In considering the record, the State presented evidence that 1) DeLaPaz was an eyewitness to the offense; 2) Officer Allison Forbis averred that the victim had stated to her that appellant had touched her genitals; 3) the child testified that appellant had touched her genitals with his hand and that she tried to push him away; and 4) Sheri Nivens, a registered nurse, testified that she had observed redness on the child’s genitals which was consistent with the child’s testimony.  Under the totality of the evidence in this record, it is not reasonably probable that the outcome of the trial would have been different if trial counsel had requested a limiting instruction.

Moreover, it is possible that trial counsel may have believed that a limiting instruction would have emphasized the importance of the statement and drawn additional attention to it.  Indeed, the record is silent about the reasoning and strategy that may have been underlying trial counsel’s actions.  In this state of the record, we may not speculate about the reasoning that may have been employed by trial counsel and whether that reasoning was faulty.   See Jackson v.

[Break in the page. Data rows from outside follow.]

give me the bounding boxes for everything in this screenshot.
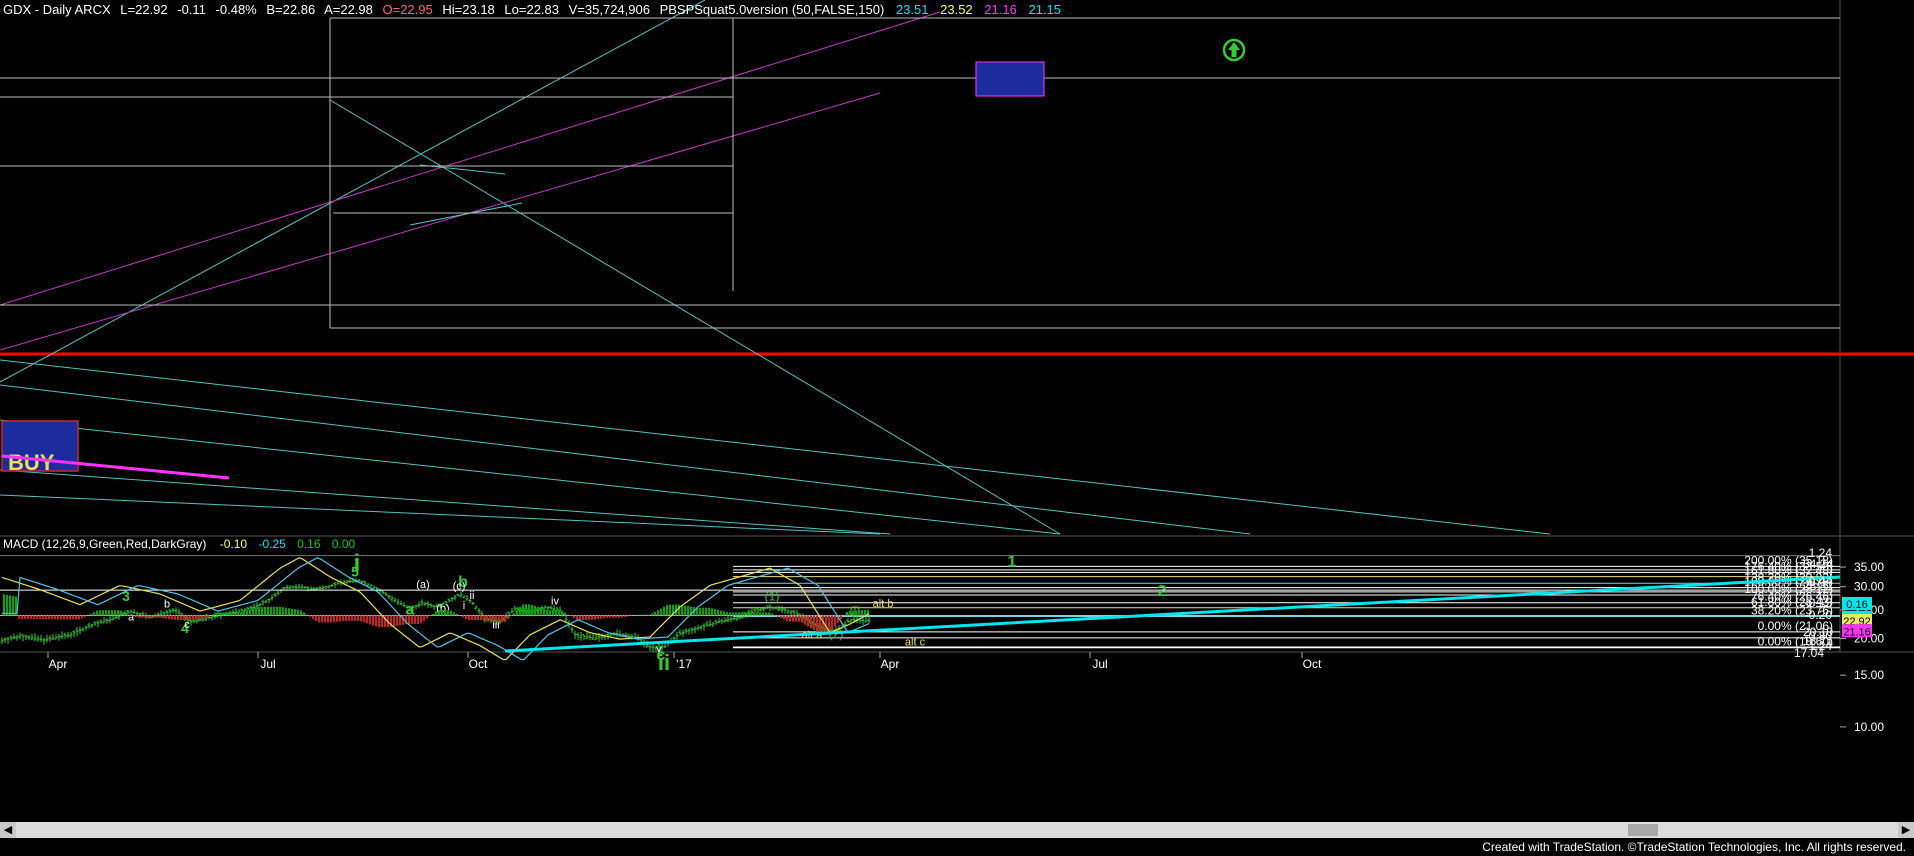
date-tick-label: Oct [469,657,488,671]
symbol-title: GDX - Daily ARCX [3,2,111,17]
wave-label: 5 [351,564,359,580]
indicator-value: 21.16 [984,2,1017,17]
macd-axis-label: 0.44 [1809,574,1833,588]
wave-label: iv [551,595,559,607]
wave-label: (1) [765,590,780,604]
open-value: O=22.95 [383,2,433,17]
change-value: -0.11 [177,2,206,17]
price-tick-label: 30.00 [1854,580,1884,594]
date-tick-label: Apr [881,657,900,671]
scroll-left-icon[interactable]: ◀ [0,822,16,838]
scroll-thumb[interactable] [1628,824,1658,836]
change-percent: -0.48% [216,2,258,17]
target-zone-box [975,61,1045,97]
macd-axis-label: 1.24 [1809,546,1833,560]
scroll-right-icon[interactable]: ▶ [1898,822,1914,838]
price-tick-label: 10.00 [1854,720,1884,734]
wave-label: alt c [905,637,926,649]
macd-value: -0.25 [258,537,286,551]
date-tick-label: Oct [1303,657,1322,671]
wave-label: (c) [453,581,466,593]
macd-axis-label: -1.24 [1805,639,1833,653]
indicator-value: 23.52 [940,2,973,17]
indicator-value: 21.15 [1028,2,1061,17]
date-tick-label: Jul [260,657,275,671]
indicator-name: PBSPSquat5.0version (50,FALSE,150) [660,2,885,17]
low-value: Lo=22.83 [504,2,559,17]
date-tick-label: Apr [49,657,68,671]
svg-text:MACD (12,26,9,Green,Red,DarkGr: MACD (12,26,9,Green,Red,DarkGray) -0.10 … [3,537,356,551]
wave-label: ii [658,650,670,675]
wave-label: 2 [1158,583,1167,600]
indicator-value: 23.51 [896,2,929,17]
date-tick-label: '17 [676,657,692,671]
wave-label: alt b [873,598,894,610]
high-value: Hi=23.18 [442,2,494,17]
macd-axis-label: -0.20 [1805,608,1833,622]
buy-label: BUY [8,450,55,475]
macd-title: MACD (12,26,9,Green,Red,DarkGray) [3,537,206,551]
macd-badge-text: 0.16 [1846,599,1867,611]
wave-label: ii [470,590,475,602]
wave-label: b [164,598,170,610]
price-tick-label: 35.00 [1854,560,1884,574]
copyright-footer: Created with TradeStation. ©TradeStation… [1482,840,1906,854]
wave-label: c [184,619,190,631]
price-badge-text: 21.16 [1843,626,1871,638]
volume-value: V=35,724,906 [569,2,650,17]
macd-value: 0.16 [297,537,321,551]
macd-value: 0.00 [332,537,356,551]
horizontal-scrollbar[interactable]: ◀ ▶ [0,822,1914,838]
last-price: L=22.92 [120,2,167,17]
price-tick-label: 15.00 [1854,668,1884,682]
macd-value: -0.10 [220,537,248,551]
wave-label: (a) [416,579,429,591]
stock-chart: 200.00% (35.18)34.24176.40% (33.58)161.8… [0,0,1914,856]
date-tick-label: Jul [1092,657,1107,671]
svg-text:GDX - Daily ARCX L=22.92: GDX - Daily ARCX L=22.92 -0.11 -0.48% B=… [3,2,1061,17]
wave-label: i [463,600,465,612]
ask-value: A=22.98 [324,2,373,17]
bid-value: B=22.86 [266,2,315,17]
wave-label: a [128,612,135,624]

State , 877 S.W.2d 768, 771 (Tex. Crim. App. 1994).  Because appellant has failed to prove either deficient performance on trial counsel’s part or sufficient prejudice from trial counsel’s conduct, we must, and do, overrule appellant’s third issue.

In sum, all of appellant’s issues are overruled and the judgment of the trial court is affirmed.

John T. Boyd

Senior Justice

Do not publish.

FOOTNOTES

1:

John T. Boyd, Chief Justice (Ret.), Seventh Court of Appeals, sitting by assignment.  Tex. Gov’t Code Ann. §75.002(a)(1) (Vernon Supp. 2004).

2:

The child in question.

3:

See Miranda v. Arizona , 384 U.S. 436, 86 S. Ct. 1602, 16 L. Ed. 2d 694 (1966).

4:

The probative value of the evidence was substantially outweighed by the danger of unfair prejudice.   See Tex. R. Evid. 404.